De uitspraak van de Centrale Raad van Beroep bevestigde de eerdere beslissing van de rechtbank, en er werd geen veroordeling in proceskosten uitgesproken. De uitspraak werd gedaan op 29 oktober 2008, na een zitting op 17 september 2008, waarbij appellante niet aanwezig was, maar het Uwv vertegenwoordigd was door L. den Hartog.

Uitspraak

07/2374 WAO
Centrale Raad van Beroep
Meervoudige kamer
U I T S P R A A K
op het hoger beroep van:
[Appellante], wonende te [woonplaats] (hierna: appellante),
tegen de uitspraak van de rechtbank ’s-Hertogenbosch van 21 maart 2007, 06/2979 (hierna: aangevallen uitspraak),
in het geding tussen
appellante
en
de Raad van bestuur van het uitvoeringsinstituut werknemersverzekeringen (hierna: Uwv).
Datum uitspraak: 29 oktober 2008
I. PROCESVERLOOP
Namens appellante is hoger beroep ingesteld en is een stuk ingezonden.
Het Uwv heeft een verweerschrift ingediend en nadere stukken ingezonden.
Het onderzoek ter zitting heeft plaatsvonden op 17 september 2008. Appellante is, met bericht, niet verschenen. Het Uwv heeft zich laten vertegenwoordigen door
L. den Hartog.
II. OVERWEGINGEN
1. De Raad gaat uit van de volgende feiten en omstandigheden.
1.1. Appellante was werkzaam als medewerker receptie/beveiliger voor 36 uur per week op basis van een arbeidsovereenkomst voor bepaalde tijd. Zij is voor dat werk uitgevallen wegens darmklachten. Haar is met ingang van 11 juni 2001 een uitkering ingevolge de Wet op de arbeidsongeschiktheidsverzekering (WAO) toegekend, die werd berekend naar een mate van arbeidsongeschiktheid van 45 tot 55%.

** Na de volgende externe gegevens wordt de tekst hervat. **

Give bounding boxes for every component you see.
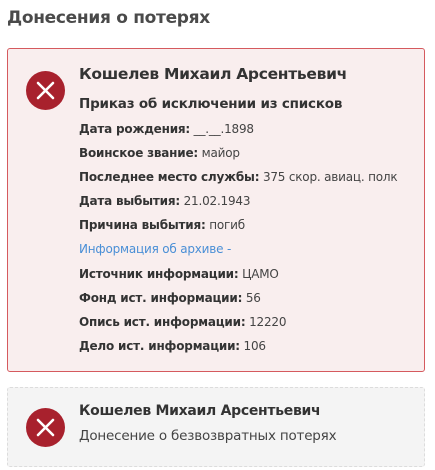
field-label: Источник информации: (79, 266, 239, 281)
field-last-service-place: Последнее место службы: 375 скор. авиац.… (79, 167, 398, 191)
archive-info-link[interactable]: Информация об архиве - (79, 242, 231, 256)
field-label: Дело ист. информации: (79, 338, 240, 353)
loss-report-card-expanded[interactable]: Кошелев Михаил Арсентьевич Приказ об иск… (7, 48, 425, 372)
field-value: майор (201, 146, 240, 161)
field-birth-date: Дата рождения: __.__.1898 (79, 119, 397, 143)
field-value: 21.02.1943 (183, 194, 251, 209)
field-departure-date: Дата выбытия: 21.02.1943 (79, 191, 397, 215)
person-name: Кошелев Михаил Арсентьевич (79, 403, 321, 419)
field-label: Причина выбытия: (79, 218, 206, 233)
field-case: Дело ист. информации: 106 (79, 336, 397, 360)
field-info-source: Источник информации: ЦАМО (79, 264, 397, 288)
field-label: Дата рождения: (79, 122, 191, 136)
record-fields: Дата рождения: __.__.1898 Воинское звани… (79, 119, 398, 360)
field-label: Опись ист. информации: (79, 314, 246, 329)
field-departure-reason: Причина выбытия: погиб (79, 215, 397, 239)
close-x-icon (26, 408, 65, 447)
field-value: погиб (209, 218, 245, 233)
loss-report-card-collapsed[interactable]: Кошелев Михаил Арсентьевич Донесение о б… (7, 387, 425, 467)
field-label: Воинское звание: (79, 146, 199, 161)
document-type: Приказ об исключении из списков (79, 96, 343, 112)
field-value: 106 (243, 338, 267, 353)
field-label: Фонд ист. информации: (79, 290, 243, 305)
field-value: __.__.1898 (193, 122, 254, 136)
section-title: Донесения о потерях (7, 8, 210, 28)
field-fund: Фонд ист. информации: 56 (79, 288, 397, 312)
field-label: Дата выбытия: (79, 194, 180, 209)
field-military-rank: Воинское звание: майор (79, 143, 397, 167)
close-x-icon (26, 71, 65, 110)
field-value: 12220 (249, 314, 287, 329)
field-value: ЦАМО (242, 266, 279, 281)
field-inventory: Опись ист. информации: 12220 (79, 312, 397, 336)
field-value: 56 (245, 290, 261, 305)
document-type: Донесение о безвозвратных потерях (79, 428, 337, 444)
field-value: 375 скор. авиац. полк (262, 170, 398, 185)
archive-info-row: Информация об архиве - (79, 239, 397, 263)
person-name: Кошелев Михаил Арсентьевич (79, 65, 348, 83)
field-label: Последнее место службы: (79, 170, 260, 185)
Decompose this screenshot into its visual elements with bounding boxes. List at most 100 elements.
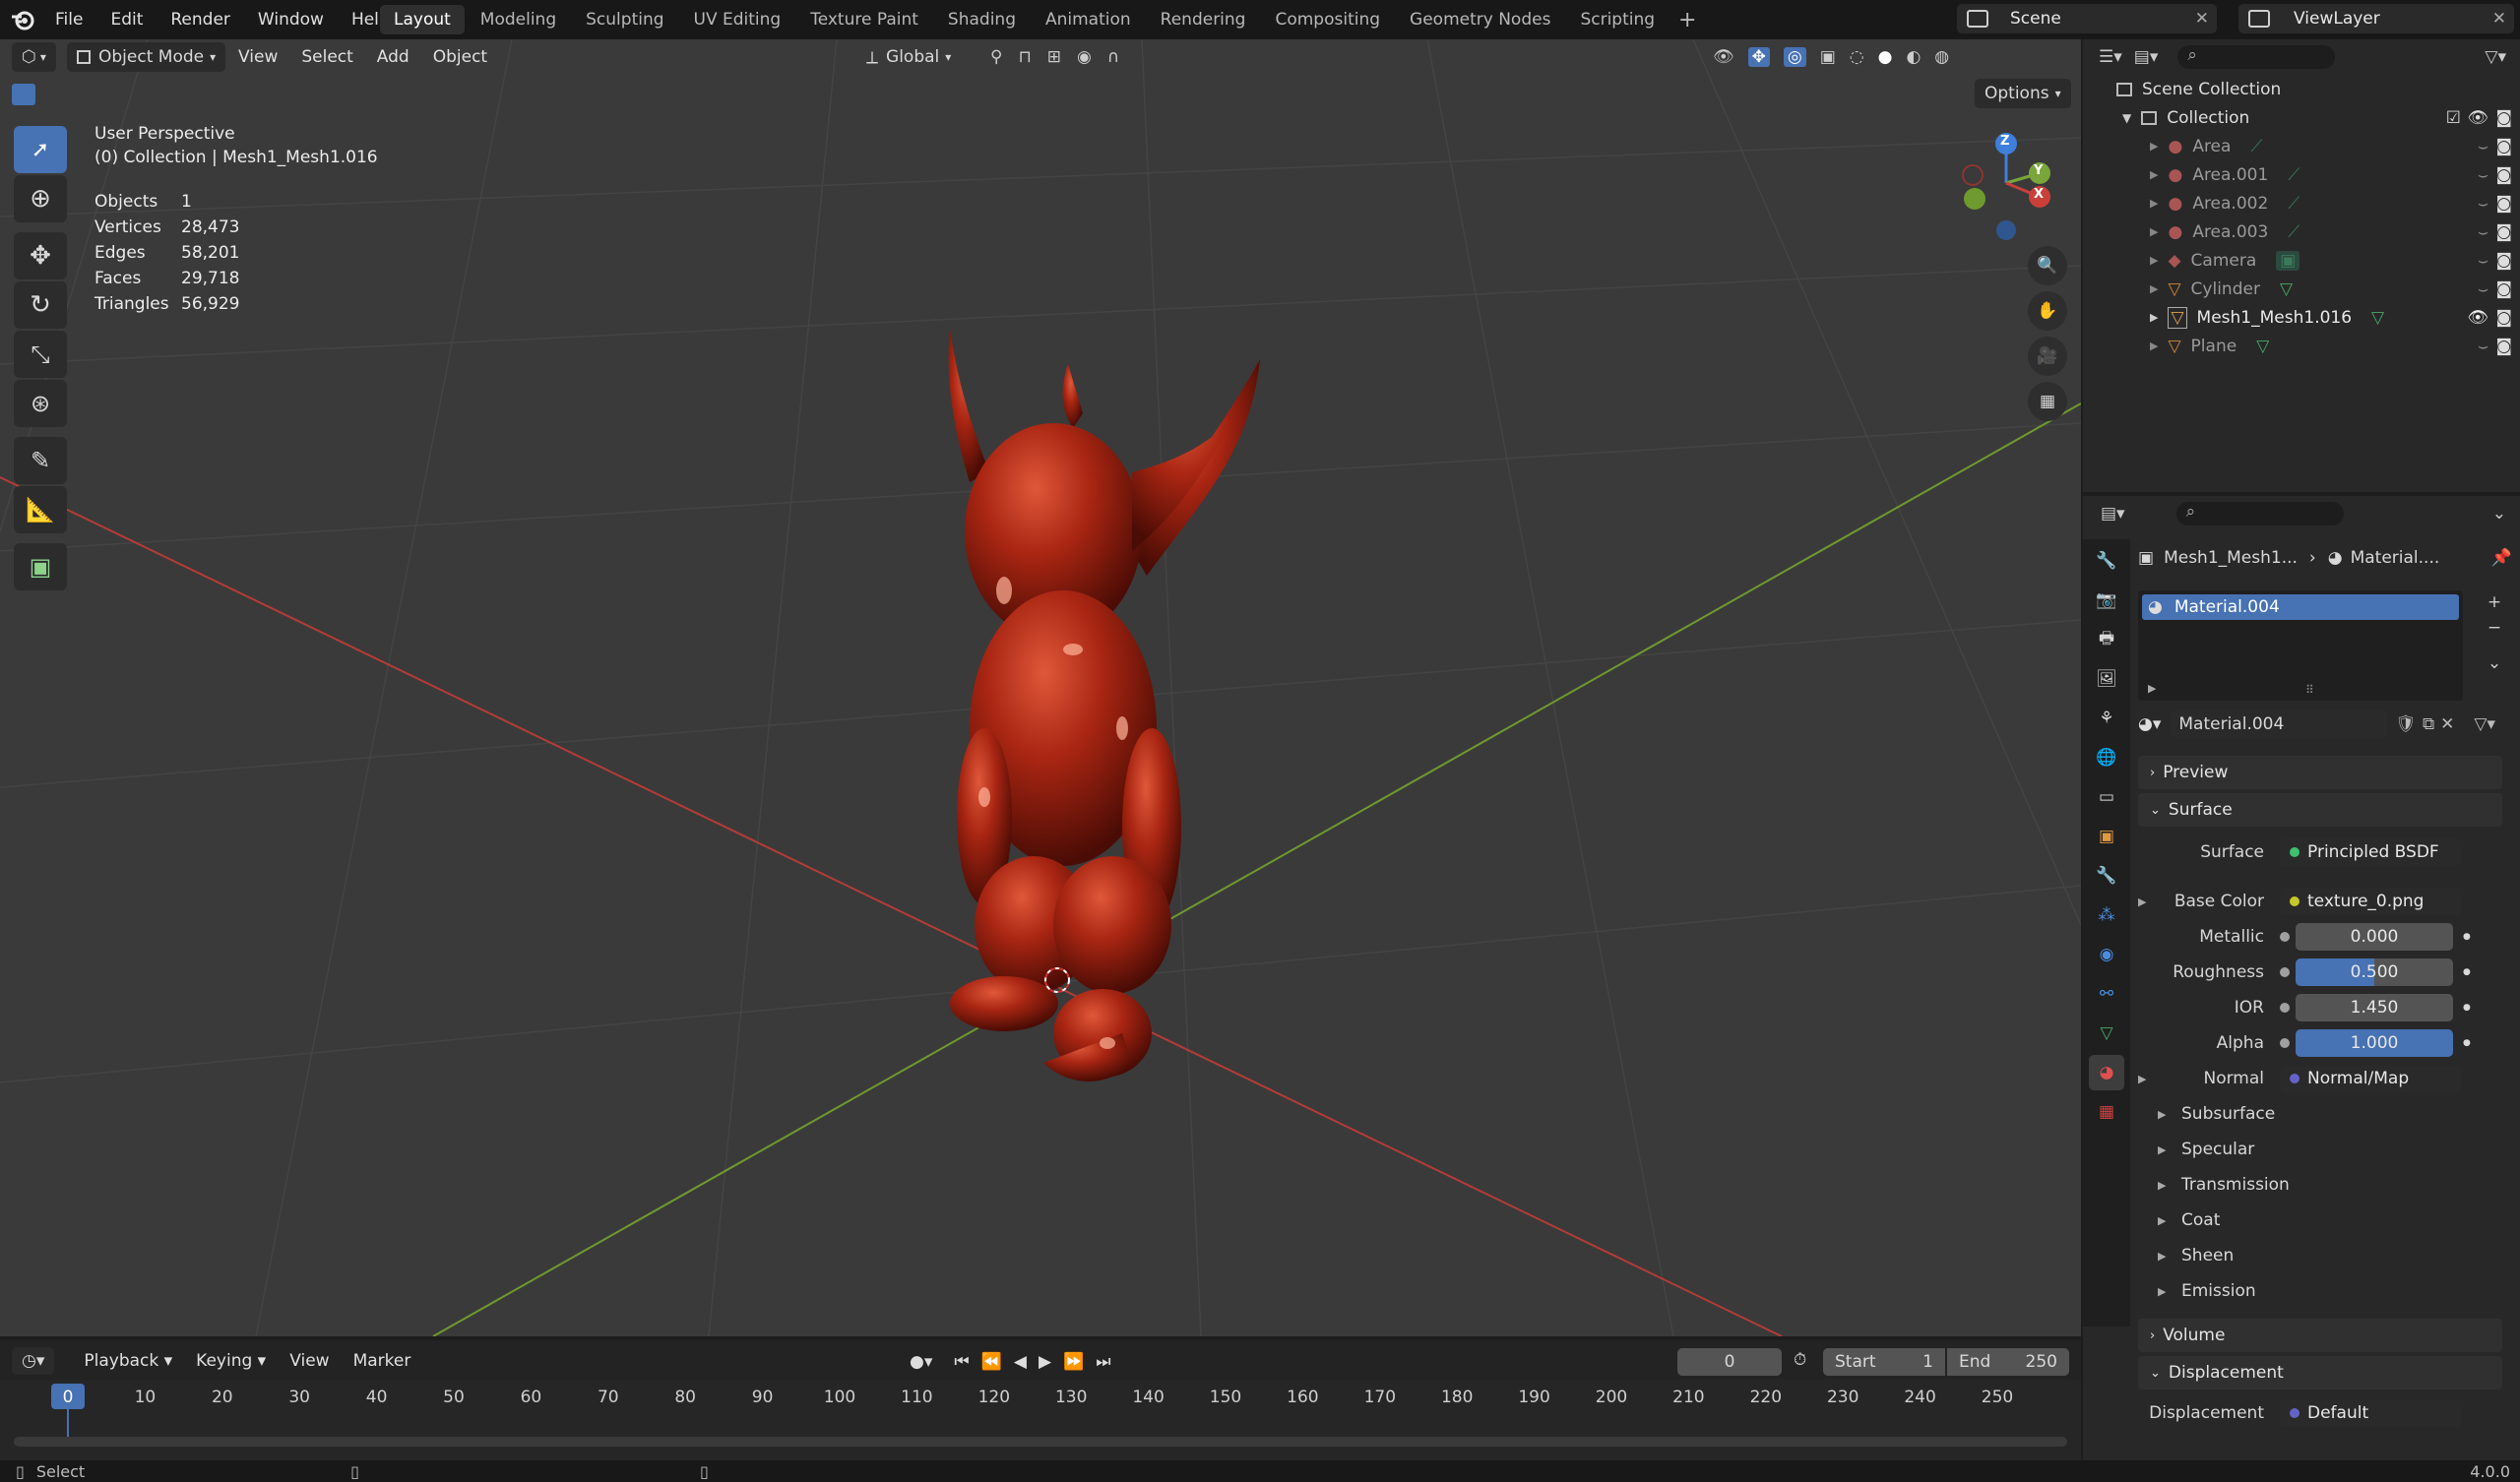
- blender-logo-icon[interactable]: [10, 8, 35, 31]
- surface-shader-field[interactable]: Principled BSDF: [2280, 838, 2461, 866]
- add-cube-tool[interactable]: ▣: [14, 543, 67, 590]
- select-subtract-icon[interactable]: [63, 84, 87, 105]
- pivot-icon[interactable]: ⚲: [990, 47, 1002, 67]
- outliner-item-area[interactable]: ▶ ● Area ⟋ ⌣ ◙: [2083, 132, 2520, 160]
- expand-arrow-icon[interactable]: ▶: [2150, 254, 2158, 267]
- tab-shading[interactable]: Shading: [934, 5, 1030, 34]
- cursor-tool[interactable]: ⊕: [14, 175, 67, 222]
- menu-window[interactable]: Window: [244, 10, 338, 30]
- annotate-tool[interactable]: ✎: [14, 437, 67, 484]
- outliner-item-mesh1[interactable]: ▶ ▽ Mesh1_Mesh1.016 ▽ 👁 ◙: [2083, 303, 2520, 332]
- scale-tool[interactable]: ⤡: [14, 331, 67, 378]
- expand-arrow-icon[interactable]: ▶: [2150, 340, 2158, 352]
- hidden-eye-icon[interactable]: ⌣: [2478, 194, 2488, 214]
- displacement-field[interactable]: Default: [2280, 1399, 2461, 1427]
- snap-icon[interactable]: ⊓: [1018, 47, 1031, 67]
- collection-eye-icon[interactable]: 👁: [2467, 108, 2488, 128]
- tab-compositing[interactable]: Compositing: [1261, 5, 1394, 34]
- pin-icon[interactable]: 📌: [2491, 548, 2512, 568]
- keyframe-dot-icon[interactable]: ●: [2463, 1038, 2471, 1048]
- texture-tab-icon[interactable]: ▦: [2089, 1094, 2124, 1130]
- select-box-tool[interactable]: ➚: [14, 126, 67, 173]
- remove-slot-button[interactable]: −: [2481, 618, 2508, 644]
- measure-tool[interactable]: 📐: [14, 486, 67, 533]
- move-tool[interactable]: ✥: [14, 232, 67, 279]
- world-tab-icon[interactable]: 🌐: [2089, 740, 2124, 775]
- outliner-collection[interactable]: ▼ Collection ☑ 👁 ◙: [2083, 103, 2520, 132]
- expand-arrow-icon[interactable]: ▶: [2150, 311, 2158, 324]
- keyframe-dot-icon[interactable]: ●: [2463, 1003, 2471, 1013]
- overlay-toggle-icon[interactable]: ◎: [1783, 47, 1806, 67]
- render-camera-icon[interactable]: ◙: [2496, 279, 2513, 299]
- render-camera-icon[interactable]: ◙: [2496, 137, 2513, 156]
- collection-checkbox-icon[interactable]: ☑: [2446, 108, 2461, 128]
- outliner-item-plane[interactable]: ▶ ▽ Plane ▽ ⌣ ◙: [2083, 332, 2520, 360]
- panel-preview[interactable]: › Preview: [2138, 756, 2502, 789]
- navigation-gizmo[interactable]: Z Y X: [1949, 126, 2057, 254]
- solid-shading-icon[interactable]: ●: [1878, 47, 1893, 67]
- expand-arrow-icon[interactable]: ▶: [2150, 197, 2158, 210]
- outliner-item-cylinder[interactable]: ▶ ▽ Cylinder ▽ ⌣ ◙: [2083, 275, 2520, 303]
- scene-tab-icon[interactable]: ⚘: [2089, 701, 2124, 736]
- zoom-icon[interactable]: 🔍: [2028, 246, 2067, 285]
- outliner-search-input[interactable]: ⌕: [2177, 45, 2336, 69]
- subpanel-emission[interactable]: ▶ Emission: [2138, 1273, 2512, 1309]
- physics-tab-icon[interactable]: ◉: [2089, 937, 2124, 972]
- proportional-edit-icon[interactable]: ◉: [1077, 47, 1092, 67]
- gizmo-toggle-icon[interactable]: ✥: [1747, 47, 1770, 67]
- properties-search-input[interactable]: ⌕: [2175, 502, 2344, 525]
- resize-grip-icon[interactable]: ⠿: [2305, 683, 2314, 697]
- expand-arrow-icon[interactable]: ▶: [2150, 225, 2158, 238]
- ior-field[interactable]: 1.450: [2296, 994, 2453, 1021]
- panel-volume[interactable]: › Volume: [2138, 1319, 2502, 1352]
- viewlayer-selector[interactable]: ViewLayer ✕: [2238, 4, 2514, 33]
- filter-icon[interactable]: ▽▾: [2485, 47, 2506, 67]
- material-shading-icon[interactable]: ◐: [1906, 47, 1921, 67]
- visible-eye-icon[interactable]: 👁: [2467, 308, 2488, 328]
- keyframe-dot-icon[interactable]: ●: [2463, 932, 2471, 942]
- base-color-field[interactable]: texture_0.png: [2280, 888, 2461, 915]
- select-new-icon[interactable]: [12, 84, 35, 105]
- menu-object[interactable]: Object: [421, 47, 499, 67]
- collection-tab-icon[interactable]: ▭: [2089, 779, 2124, 815]
- menu-select[interactable]: Select: [289, 47, 364, 67]
- outliner-item-area-003[interactable]: ▶ ● Area.003 ⟋ ⌣ ◙: [2083, 217, 2520, 246]
- hidden-eye-icon[interactable]: ⌣: [2478, 222, 2488, 242]
- unlink-icon[interactable]: ✕: [2440, 714, 2454, 734]
- subpanel-subsurface[interactable]: ▶ Subsurface: [2138, 1096, 2512, 1132]
- modifier-tab-icon[interactable]: 🔧: [2089, 858, 2124, 894]
- hidden-eye-icon[interactable]: ⌣: [2478, 137, 2488, 156]
- render-camera-icon[interactable]: ◙: [2496, 194, 2513, 214]
- material-browse-icon[interactable]: ◕▾: [2138, 714, 2161, 734]
- slot-specials-button[interactable]: ⌄: [2481, 653, 2508, 679]
- link-dropdown-icon[interactable]: ▽▾: [2474, 714, 2495, 734]
- output-tab-icon[interactable]: 🖶: [2089, 622, 2124, 657]
- metallic-slider[interactable]: 0.000: [2296, 923, 2453, 951]
- data-tab-icon[interactable]: ▽: [2089, 1016, 2124, 1051]
- expand-arrow-icon[interactable]: ▶: [2150, 282, 2158, 295]
- select-intersect-icon[interactable]: [89, 84, 112, 105]
- xray-icon[interactable]: ▣: [1820, 47, 1836, 67]
- outliner-editor-icon[interactable]: ☰▾: [2099, 47, 2122, 67]
- expand-arrow-icon[interactable]: ▶: [2138, 1073, 2162, 1085]
- panel-displacement[interactable]: ⌄ Displacement: [2138, 1356, 2502, 1389]
- tool-tab-icon[interactable]: 🔧: [2089, 543, 2124, 579]
- tab-rendering[interactable]: Rendering: [1147, 5, 1260, 34]
- menu-view[interactable]: View: [226, 47, 289, 67]
- subpanel-transmission[interactable]: ▶ Transmission: [2138, 1167, 2512, 1203]
- render-camera-icon[interactable]: ◙: [2496, 337, 2513, 356]
- duplicate-icon[interactable]: ⧉: [2423, 714, 2434, 734]
- ortho-grid-icon[interactable]: ▦: [2028, 382, 2067, 421]
- editor-type-button[interactable]: ⬡ ▾: [12, 42, 56, 72]
- collapse-arrow-icon[interactable]: ▼: [2122, 111, 2131, 125]
- scene-selector[interactable]: Scene ✕: [1957, 4, 2217, 33]
- camera-view-icon[interactable]: 🎥: [2028, 337, 2067, 376]
- pan-hand-icon[interactable]: ✋: [2028, 291, 2067, 331]
- tab-animation[interactable]: Animation: [1032, 5, 1145, 34]
- falloff-icon[interactable]: ∩: [1107, 47, 1119, 67]
- viewlayer-close-icon[interactable]: ✕: [2492, 9, 2506, 29]
- constraints-tab-icon[interactable]: ⚯: [2089, 976, 2124, 1012]
- select-extend-icon[interactable]: [37, 84, 61, 105]
- menu-render[interactable]: Render: [157, 10, 244, 30]
- add-slot-button[interactable]: +: [2481, 592, 2508, 618]
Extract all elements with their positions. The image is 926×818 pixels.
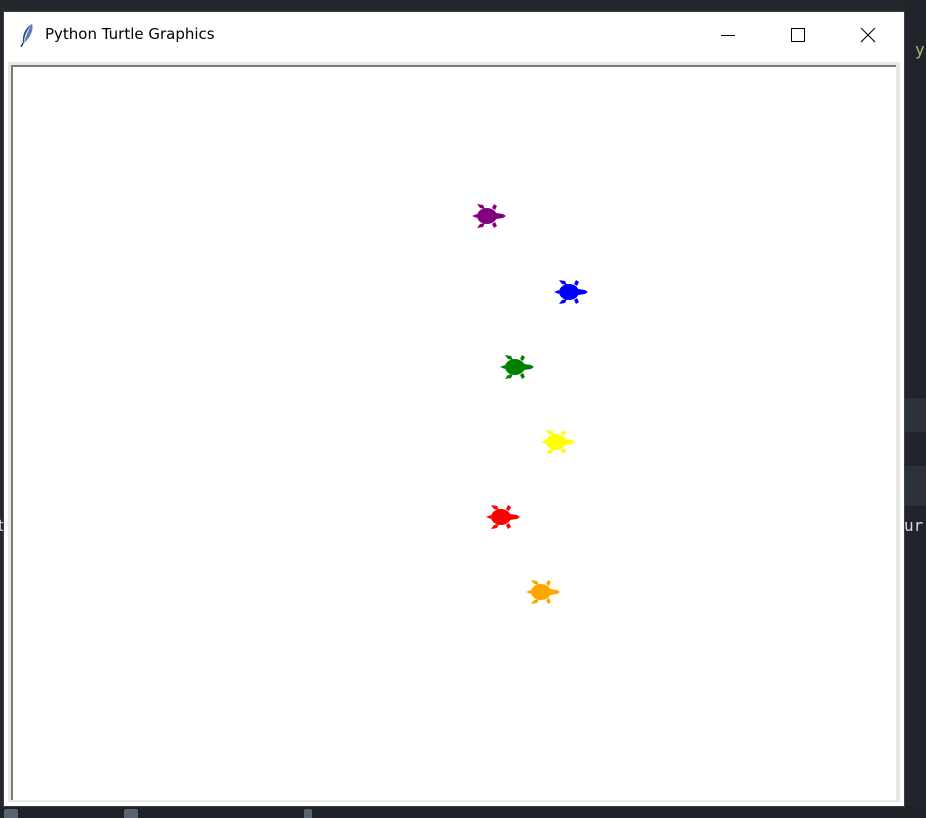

1.2. Na verzekeringsgeneeskundig en arbeidskundig onderzoek heeft het Uwv bij besluit van 23 februari 2006 die uitkering met ingang van 16 april 2006 ingetrokken op de grond dat appellante met ingang van die datum voor minder dan 15% arbeidsongeschikt moet worden beschouwd. Bij besluit van 8 juni 2006 (het bestreden besluit) is het bezwaar van appellante tegen dit besluit ongegrond verklaard. Het Uwv is er daarbij vanuit gegaan dat appellante met ingang van 16 april 2006 haar maatmanarbeid kan verrichten en dat zij ook in staat is met de bij haar bestaande arbeidsbeperkingen gangbare werkzaamheden te verrichten.
2. De rechtbank heeft het beroep tegen het bestreden besluit ongegrond verklaard. Zij heeft de arbeidskundige en de verzekeringskundige grondslag van het bestreden besluit onderschreven. In het bijzonder is de rechtbank van oordeel dat in het medisch onderzoek dat heeft geleid tot het bestreden besluit geen aanwijzingen zijn te vinden voor appellantes stelling dat zij niet in staat is voltijds te werken. De rechtbank heeft voorts overwogen dat het Uwv zich terecht op het standpunt heeft gesteld dat appellante geschikt is haar eigen werk te verrichten
3. In hoger beroep heeft appellante ter bestrijding van de aangevallen uitspraak aangevoerd dat zij kampt met de ziekte van Crohn en dat zij ten hoogste gedurende 20 uur per week kan werken. Het verrichten van arbeid in een grotere omvang levert spanningen op die tot gevolg hebben dat de verschijnselen die deze ziekte veroorzaakt toenemen. Appellante verwijst hiertoe naar een brief van 3 mei 2007 van de haar behandelende gastro-enteroloog dr. I.P. van Munster. Het Uwv heeft bevestiging van de aangevallen uitspraak bepleit.
4. Het oordeel van de Raad over de aangevallen uitspraak.
4.1. De Raad schaart zich achter het oordeel van de rechtbank over de in geding zijnde besluitvorming.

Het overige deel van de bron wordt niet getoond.